For this project, I used the polygon finance API to retrieve yesterday's data for Netflix stock. I made a webhook through the particle environment that would only retrieve the open and close prices, then took the difference between them and, through some light arithmetic, turned it into a percentage I used to control the frequency of light and motion in the piece.

Step 2: High School Mathematics and Its Consequences; Or: a Box Full of Trig

All the necessary math is contained within myHandler, which is called once a day (more specifically, on startup and every 24 hours thereafter). Upon calling myHandler, the difference between the open and close values retrieved is calculated. For managing the timings, this number is multiplied by 0.1 then added to 1; This new number (stored as coef) is then multiplied by 400 (the base delay time I chose) the output of which is used in the delay statements in loop(). In terms of basic functionality, that's all you really need to know. If you want a peek inside the black box, though, read on. For managing the light colors, the difference is also multiplied by 0.1 then is put through three trig functions: inverse sine for the red value, inverse cosine for the green value, and inverse tangent for the blue value. Trig functions normally take an angle and return a ratio of sides. Inverse trig functions do the opposite. The concept of sides and angles here is not really relevant: I chose to use the inverse trig functions because they give a wide(r) range of results from small variances in the input value, whereas standard trig functions do not (because angles, on a radian scale, go from 0 to roughly 6.5, while side ratios are oftentimes less than 1 (which diff often is). These inverse trig functions are bounded differently, with their minimum and maximum output values not corresponding to the full range of possible angles (0 to 360 in degrees, 0 to ~6.5 in radians) and not being the same between them. Thus, when the outputs from the inverse trig functions are mapped to the 0 to 255 scale RGB values use, the specified minimum and maximum values vary (and they're nasty approximate decimals because of pi to boot), in order to allow for all possible RGB values (in theory at least). These values are used for one of the three lights, and are flipped (by mapping them on a scale from 255 to 0) and used for the other two lights. What fun.

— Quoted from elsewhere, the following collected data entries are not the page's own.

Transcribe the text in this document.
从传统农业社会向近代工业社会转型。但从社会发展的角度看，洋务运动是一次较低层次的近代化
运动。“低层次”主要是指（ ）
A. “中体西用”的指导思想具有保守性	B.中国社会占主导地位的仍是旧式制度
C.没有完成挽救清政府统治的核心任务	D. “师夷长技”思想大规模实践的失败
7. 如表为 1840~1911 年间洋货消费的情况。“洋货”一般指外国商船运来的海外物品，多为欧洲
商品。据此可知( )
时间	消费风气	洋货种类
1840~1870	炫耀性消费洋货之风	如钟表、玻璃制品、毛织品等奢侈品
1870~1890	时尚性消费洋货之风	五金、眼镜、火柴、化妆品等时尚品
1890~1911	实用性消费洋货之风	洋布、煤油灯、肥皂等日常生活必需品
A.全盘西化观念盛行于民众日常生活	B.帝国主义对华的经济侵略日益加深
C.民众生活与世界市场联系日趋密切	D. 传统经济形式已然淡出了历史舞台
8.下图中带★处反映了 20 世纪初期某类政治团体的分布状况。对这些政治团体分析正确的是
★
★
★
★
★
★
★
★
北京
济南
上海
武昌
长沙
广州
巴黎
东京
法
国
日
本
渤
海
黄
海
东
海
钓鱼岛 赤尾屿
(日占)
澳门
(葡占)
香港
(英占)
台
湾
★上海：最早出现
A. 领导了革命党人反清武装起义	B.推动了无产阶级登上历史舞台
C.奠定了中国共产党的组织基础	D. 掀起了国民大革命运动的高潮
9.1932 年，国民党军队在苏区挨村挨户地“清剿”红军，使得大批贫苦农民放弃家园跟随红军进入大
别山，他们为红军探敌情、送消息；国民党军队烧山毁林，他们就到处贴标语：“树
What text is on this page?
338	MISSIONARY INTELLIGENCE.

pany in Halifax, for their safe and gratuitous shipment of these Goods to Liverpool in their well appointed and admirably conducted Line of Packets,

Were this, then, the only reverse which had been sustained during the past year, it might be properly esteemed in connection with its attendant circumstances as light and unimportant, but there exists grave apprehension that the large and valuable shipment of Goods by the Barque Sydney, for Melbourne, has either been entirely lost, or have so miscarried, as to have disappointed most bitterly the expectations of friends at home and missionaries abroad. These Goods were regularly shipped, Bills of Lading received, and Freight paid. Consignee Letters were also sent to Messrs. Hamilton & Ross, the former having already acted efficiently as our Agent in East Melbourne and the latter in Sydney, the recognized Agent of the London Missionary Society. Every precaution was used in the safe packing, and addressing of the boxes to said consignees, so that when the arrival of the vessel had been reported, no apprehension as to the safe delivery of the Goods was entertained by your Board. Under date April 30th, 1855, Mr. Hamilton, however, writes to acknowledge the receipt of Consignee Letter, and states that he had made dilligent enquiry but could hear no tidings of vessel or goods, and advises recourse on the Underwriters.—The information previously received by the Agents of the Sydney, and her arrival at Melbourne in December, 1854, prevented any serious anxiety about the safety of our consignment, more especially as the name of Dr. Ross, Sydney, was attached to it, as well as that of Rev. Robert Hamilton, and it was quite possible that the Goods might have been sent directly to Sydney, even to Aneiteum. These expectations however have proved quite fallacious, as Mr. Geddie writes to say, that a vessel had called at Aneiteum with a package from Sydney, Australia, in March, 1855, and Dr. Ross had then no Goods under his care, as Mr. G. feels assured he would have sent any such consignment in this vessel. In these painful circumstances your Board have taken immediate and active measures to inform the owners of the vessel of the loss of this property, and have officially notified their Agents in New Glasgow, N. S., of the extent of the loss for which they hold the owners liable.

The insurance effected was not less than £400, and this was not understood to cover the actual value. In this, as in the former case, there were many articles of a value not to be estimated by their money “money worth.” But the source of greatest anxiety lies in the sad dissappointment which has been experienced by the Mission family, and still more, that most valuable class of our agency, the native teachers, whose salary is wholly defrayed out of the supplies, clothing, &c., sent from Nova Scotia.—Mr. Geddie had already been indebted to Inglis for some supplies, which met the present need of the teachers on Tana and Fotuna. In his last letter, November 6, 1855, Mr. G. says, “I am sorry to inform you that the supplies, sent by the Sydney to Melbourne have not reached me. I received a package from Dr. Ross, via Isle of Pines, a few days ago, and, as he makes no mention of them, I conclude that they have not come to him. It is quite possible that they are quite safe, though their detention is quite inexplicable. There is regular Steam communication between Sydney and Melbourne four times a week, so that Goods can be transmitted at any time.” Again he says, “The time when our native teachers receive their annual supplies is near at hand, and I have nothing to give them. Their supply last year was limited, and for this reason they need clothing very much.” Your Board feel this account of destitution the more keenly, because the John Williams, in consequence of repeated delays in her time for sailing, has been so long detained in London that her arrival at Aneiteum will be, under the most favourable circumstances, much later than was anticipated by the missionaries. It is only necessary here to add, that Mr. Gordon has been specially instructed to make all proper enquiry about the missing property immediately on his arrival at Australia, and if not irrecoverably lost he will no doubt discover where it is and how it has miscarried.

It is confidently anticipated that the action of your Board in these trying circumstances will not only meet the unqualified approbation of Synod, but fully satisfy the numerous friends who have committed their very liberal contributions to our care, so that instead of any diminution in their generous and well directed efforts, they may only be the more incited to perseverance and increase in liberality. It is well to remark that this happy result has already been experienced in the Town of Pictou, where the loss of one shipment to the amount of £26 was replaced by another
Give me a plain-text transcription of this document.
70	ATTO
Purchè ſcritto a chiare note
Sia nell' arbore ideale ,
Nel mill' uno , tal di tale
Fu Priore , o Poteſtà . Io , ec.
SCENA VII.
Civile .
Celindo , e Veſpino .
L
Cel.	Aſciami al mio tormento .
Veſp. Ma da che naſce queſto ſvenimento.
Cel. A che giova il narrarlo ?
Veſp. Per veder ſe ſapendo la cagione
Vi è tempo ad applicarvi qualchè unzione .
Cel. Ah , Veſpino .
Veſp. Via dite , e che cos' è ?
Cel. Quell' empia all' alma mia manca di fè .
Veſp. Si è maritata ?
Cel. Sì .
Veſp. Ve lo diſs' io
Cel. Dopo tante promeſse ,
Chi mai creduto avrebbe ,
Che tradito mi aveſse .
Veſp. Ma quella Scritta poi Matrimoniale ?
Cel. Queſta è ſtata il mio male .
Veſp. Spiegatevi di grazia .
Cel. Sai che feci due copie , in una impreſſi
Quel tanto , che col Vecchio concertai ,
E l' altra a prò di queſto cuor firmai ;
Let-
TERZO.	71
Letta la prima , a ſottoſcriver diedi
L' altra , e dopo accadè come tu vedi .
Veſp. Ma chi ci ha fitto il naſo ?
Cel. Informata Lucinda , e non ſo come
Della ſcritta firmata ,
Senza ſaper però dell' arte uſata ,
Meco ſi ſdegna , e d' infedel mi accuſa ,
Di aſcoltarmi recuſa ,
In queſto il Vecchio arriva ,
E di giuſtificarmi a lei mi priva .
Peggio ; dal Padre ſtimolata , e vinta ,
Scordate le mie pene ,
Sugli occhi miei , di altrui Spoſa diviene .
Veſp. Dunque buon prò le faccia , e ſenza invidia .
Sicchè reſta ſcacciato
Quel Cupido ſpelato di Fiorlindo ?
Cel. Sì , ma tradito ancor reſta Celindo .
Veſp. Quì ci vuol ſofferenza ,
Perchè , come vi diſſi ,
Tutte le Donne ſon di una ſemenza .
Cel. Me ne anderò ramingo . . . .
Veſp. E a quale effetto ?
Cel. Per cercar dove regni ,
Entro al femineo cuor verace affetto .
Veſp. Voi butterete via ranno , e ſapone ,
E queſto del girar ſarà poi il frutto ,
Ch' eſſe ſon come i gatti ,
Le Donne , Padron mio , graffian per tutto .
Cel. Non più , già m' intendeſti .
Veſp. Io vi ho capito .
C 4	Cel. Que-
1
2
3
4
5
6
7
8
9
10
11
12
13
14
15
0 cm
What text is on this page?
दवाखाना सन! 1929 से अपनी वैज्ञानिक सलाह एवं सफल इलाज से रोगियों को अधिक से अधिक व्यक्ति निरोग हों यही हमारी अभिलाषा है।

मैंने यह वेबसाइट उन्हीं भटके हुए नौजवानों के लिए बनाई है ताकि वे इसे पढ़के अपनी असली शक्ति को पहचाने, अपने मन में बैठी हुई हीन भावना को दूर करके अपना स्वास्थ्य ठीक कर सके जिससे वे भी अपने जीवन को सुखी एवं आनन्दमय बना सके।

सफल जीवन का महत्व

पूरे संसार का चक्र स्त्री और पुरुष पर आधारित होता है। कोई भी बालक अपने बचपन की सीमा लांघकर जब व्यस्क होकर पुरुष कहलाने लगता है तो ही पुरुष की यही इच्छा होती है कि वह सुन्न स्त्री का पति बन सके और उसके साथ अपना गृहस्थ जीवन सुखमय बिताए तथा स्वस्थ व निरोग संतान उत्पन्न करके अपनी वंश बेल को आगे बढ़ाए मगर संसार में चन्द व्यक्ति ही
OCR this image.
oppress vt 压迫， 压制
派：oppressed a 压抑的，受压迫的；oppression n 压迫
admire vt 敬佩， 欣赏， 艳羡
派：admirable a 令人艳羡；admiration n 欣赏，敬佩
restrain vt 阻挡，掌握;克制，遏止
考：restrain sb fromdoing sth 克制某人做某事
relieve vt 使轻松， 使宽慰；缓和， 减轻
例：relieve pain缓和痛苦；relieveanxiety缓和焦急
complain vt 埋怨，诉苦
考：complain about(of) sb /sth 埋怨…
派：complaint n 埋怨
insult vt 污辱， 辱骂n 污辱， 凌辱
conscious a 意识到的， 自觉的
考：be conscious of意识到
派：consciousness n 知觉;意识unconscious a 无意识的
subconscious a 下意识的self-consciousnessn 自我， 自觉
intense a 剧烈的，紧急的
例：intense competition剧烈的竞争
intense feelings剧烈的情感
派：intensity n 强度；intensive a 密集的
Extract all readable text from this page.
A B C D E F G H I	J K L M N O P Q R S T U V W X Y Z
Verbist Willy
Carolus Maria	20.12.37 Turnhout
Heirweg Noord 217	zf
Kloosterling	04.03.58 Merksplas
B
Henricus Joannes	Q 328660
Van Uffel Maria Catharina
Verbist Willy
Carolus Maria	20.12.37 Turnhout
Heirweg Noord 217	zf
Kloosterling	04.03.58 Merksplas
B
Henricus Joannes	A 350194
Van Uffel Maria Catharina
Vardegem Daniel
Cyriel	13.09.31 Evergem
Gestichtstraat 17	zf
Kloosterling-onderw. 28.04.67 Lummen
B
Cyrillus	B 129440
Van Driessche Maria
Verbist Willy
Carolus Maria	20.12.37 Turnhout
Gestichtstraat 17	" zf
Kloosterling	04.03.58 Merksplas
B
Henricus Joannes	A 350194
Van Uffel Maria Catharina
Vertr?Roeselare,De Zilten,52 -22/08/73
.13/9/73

Step 3: The Normal Part of the Code

After that small but nonetheless frightening quantity of math, all that's left is to actually make the project work. (Un?)Surprisingly, this is not that complicated. We've got a strip of three LEDs (individually addressable) and one servo. The lights blink between the inner one and the outer two based on the delay calculated in the last step, and the servo rotates back and forth every 2 blink cycles (so 4x the delay).

Step 4: Nothing Ever Works

I had this whole thing up and running before I left for spring break. Worked (mostly) fine, but when I came back my servo had mysteriously burnt out. So I had to replace it, and in the process learned that I needed to connect the whole thing to a wall outlet. How annoying. After some stressful near-deadline rewiring, however, the whole thing worked flawlessly.

Step 5: Lights, Motion, Action; Or: It's Alive!

All that for some very simple results.